We, therefore, need to make a transformation of this variable before attempting a linear regression.

## Setting up a Johnson transformation within XLSTAT

Once XLSTAT is activated, select the **XLSTAT / Preparing data / Variables transformation command**.

The Variables transformation dialog box opens. In the **General **tab, select the variables you wish to transform in the Data field. In this example, we select the variable **Level of waste** in column B.

The most general transformation is an unbiased standardization (Standardize (n-1)). However, there are more transformations available when you activate the option **Other**.

In the **Transformations **tab, select the option **Johnson **transformation. Set the alpha equal to 0.05 and select the Shapiro-Wilk test.
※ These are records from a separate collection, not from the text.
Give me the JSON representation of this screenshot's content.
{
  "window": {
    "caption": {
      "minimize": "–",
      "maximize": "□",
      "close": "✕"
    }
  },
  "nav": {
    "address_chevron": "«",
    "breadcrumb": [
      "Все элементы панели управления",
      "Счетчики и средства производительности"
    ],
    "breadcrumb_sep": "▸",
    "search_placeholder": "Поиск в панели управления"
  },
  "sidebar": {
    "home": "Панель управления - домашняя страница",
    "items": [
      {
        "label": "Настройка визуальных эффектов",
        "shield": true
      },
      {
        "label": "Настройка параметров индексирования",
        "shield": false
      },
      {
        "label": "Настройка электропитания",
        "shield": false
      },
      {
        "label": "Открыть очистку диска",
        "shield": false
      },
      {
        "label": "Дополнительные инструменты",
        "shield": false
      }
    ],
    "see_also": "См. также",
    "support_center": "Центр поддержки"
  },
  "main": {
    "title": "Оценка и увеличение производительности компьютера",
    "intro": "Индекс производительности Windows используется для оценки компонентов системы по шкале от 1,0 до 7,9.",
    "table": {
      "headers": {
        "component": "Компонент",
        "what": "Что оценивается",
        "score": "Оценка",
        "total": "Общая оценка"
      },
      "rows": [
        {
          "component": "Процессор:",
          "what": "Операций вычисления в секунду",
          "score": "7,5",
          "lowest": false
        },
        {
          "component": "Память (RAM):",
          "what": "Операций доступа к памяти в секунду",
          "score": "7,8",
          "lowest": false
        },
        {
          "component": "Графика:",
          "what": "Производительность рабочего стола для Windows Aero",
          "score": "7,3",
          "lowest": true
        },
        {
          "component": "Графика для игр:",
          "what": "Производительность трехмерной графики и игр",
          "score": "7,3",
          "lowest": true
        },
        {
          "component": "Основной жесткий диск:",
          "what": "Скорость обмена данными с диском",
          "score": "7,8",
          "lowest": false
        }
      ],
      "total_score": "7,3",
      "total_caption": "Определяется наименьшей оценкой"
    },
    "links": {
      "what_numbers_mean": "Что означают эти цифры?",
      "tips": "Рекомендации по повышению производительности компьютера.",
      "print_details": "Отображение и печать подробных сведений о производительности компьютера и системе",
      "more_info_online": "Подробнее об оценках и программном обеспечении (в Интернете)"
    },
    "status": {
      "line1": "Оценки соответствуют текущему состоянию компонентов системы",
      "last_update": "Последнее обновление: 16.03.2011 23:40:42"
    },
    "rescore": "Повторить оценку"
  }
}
For the Johnson transformation, the algorithm described by Chou et al. (1998) based on the percentiles has been implemented in XLSTAT. The method allows to both find the best form of the three possible Johnson distributions and to estimate good values of the parameters. While the authors use the Shapiro Wilk test to assess the normality, XLSTAT allows you to use this same test or the Anderson-Darling test.

Click on **OK** to start the computations.

## Results of the Johnson transformation

In the result sheet called **Variables transformation**, you will find the Transformed data table.

Let's check now the Normality tests and the histograms on the transformed data. The p-value of all four normality tests are higher than 0.05 thus we cannot reject the null hypothesis that the variable from which the sample was extracted follows a Normal distribution. The histogram also indicates that the transformed variable Level of waste follows a Normal distribution.